The model is evaluated using the pass@k metric, which is computed as follows:

pass@k:=Eproblems[1(nck)(nk)] pass@k:=\mathbb{E}_{problems}\left[1-\frac{\binom{n-c}{k}}{\binom{n}{k}}\right]

Notation: n is the total number of generated solution options, c is the number of solutions that are correct, k is the selected indicator, how many options are taken into account.

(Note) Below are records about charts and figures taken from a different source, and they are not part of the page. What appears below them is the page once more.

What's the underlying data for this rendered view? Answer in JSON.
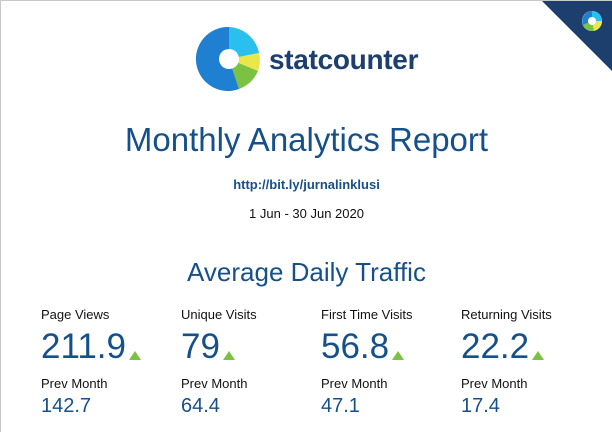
{
  "brand": {
    "name": "statcounter",
    "colors": {
      "dark_blue": "#16508b",
      "mid_blue": "#1f7fd0",
      "cyan": "#29c0f0",
      "green": "#7cc242",
      "yellow": "#e8e84a",
      "corner_navy": "#1d3f6e"
    }
  },
  "report": {
    "title": "Monthly Analytics Report",
    "link": "http://bit.ly/jurnalinklusi",
    "date_range": "1 Jun - 30 Jun 2020"
  },
  "traffic": {
    "title": "Average Daily Traffic",
    "stats": [
      {
        "label": "Page Views",
        "value": "211.9",
        "trend": "up",
        "prev_label": "Prev Month",
        "prev_value": "142.7"
      },
      {
        "label": "Unique Visits",
        "value": "79",
        "trend": "up",
        "prev_label": "Prev Month",
        "prev_value": "64.4"
      },
      {
        "label": "First Time Visits",
        "value": "56.8",
        "trend": "up",
        "prev_label": "Prev Month",
        "prev_value": "47.1"
      },
      {
        "label": "Returning Visits",
        "value": "22.2",
        "trend": "up",
        "prev_label": "Prev Month",
        "prev_value": "17.4"
      }
    ]
  },
  "icons": {
    "logo": "statcounter-logo-icon",
    "corner": "statcounter-corner-badge-icon",
    "trend": "trend-up-icon"
  }
}
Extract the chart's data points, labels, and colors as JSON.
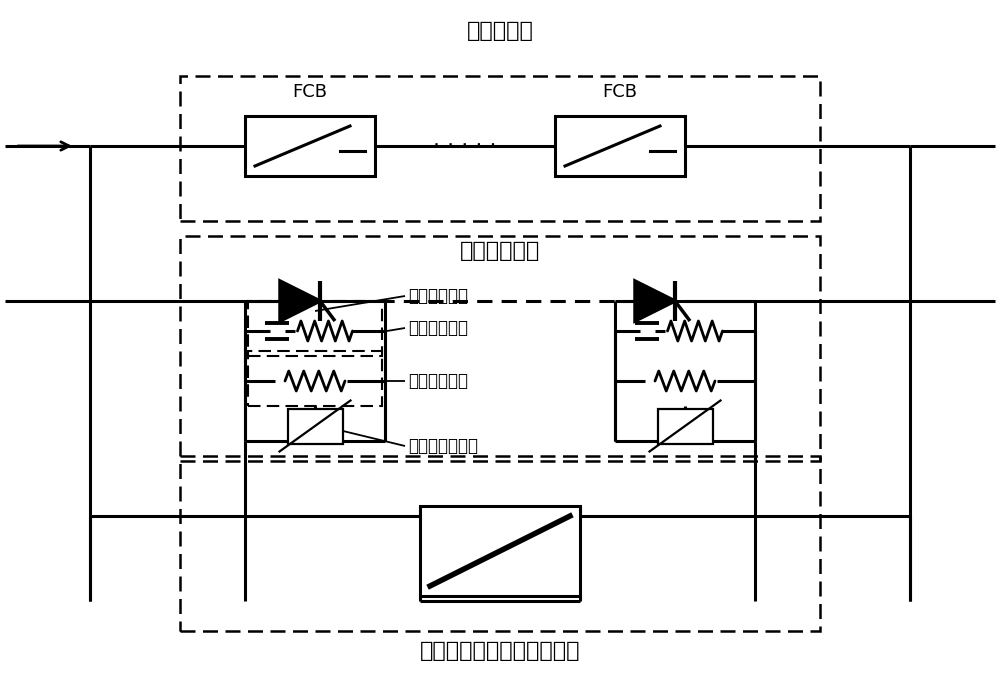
{
  "bg_color": "#ffffff",
  "line_color": "#000000",
  "labels": {
    "main_current": "主电流支路",
    "main_breaker": "主断路器支路",
    "overvoltage": "过电压限制和能量吸收支路",
    "power_electronics": "电力电子器件",
    "dynamic_voltage": "动态均压支路",
    "static_voltage": "静态均压支路",
    "overvoltage_protection": "过电压保护支路",
    "FCB": "FCB"
  },
  "font_size_title": 16,
  "font_size_label": 13,
  "font_size_annot": 12
}
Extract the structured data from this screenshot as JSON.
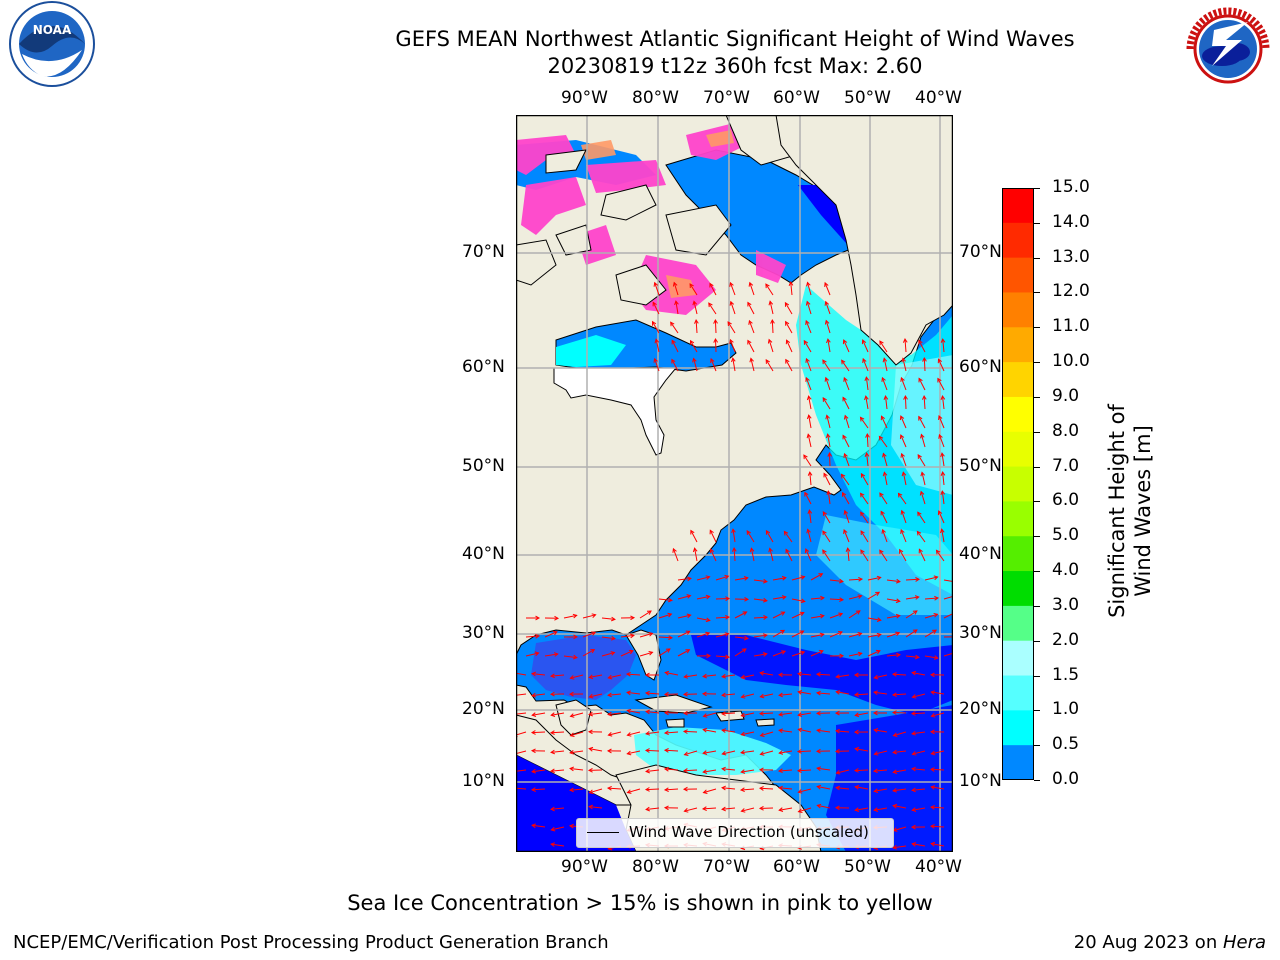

To calculate pass@k, n ≥ k solutions are generated for each problem and are run through test cases (we use n = 10 and k ≤ 10 and an average of 10 test cases per problem). Then, the number of the correct solutions is calculated (c ≤ n). The solution is considered to be correct if it passes all test cases. That means the result of running solutions on test cases should be equal to the correct answers (outputs) for one problem. Such an evaluation process yields an unbiased score.

References

[1] Chen, Mark, et al. "Evaluating large language models trained on code." arXiv preprint arXiv:2107.03374 (2021).

[2] Jiawei Liu, Chunqiu Steven Xia, Yuyao Wang, Lingming Zhang Is Your Code Generated by ChatGPT Really Correct? Rigorous Evaluation of Large Language Models for Code Generation.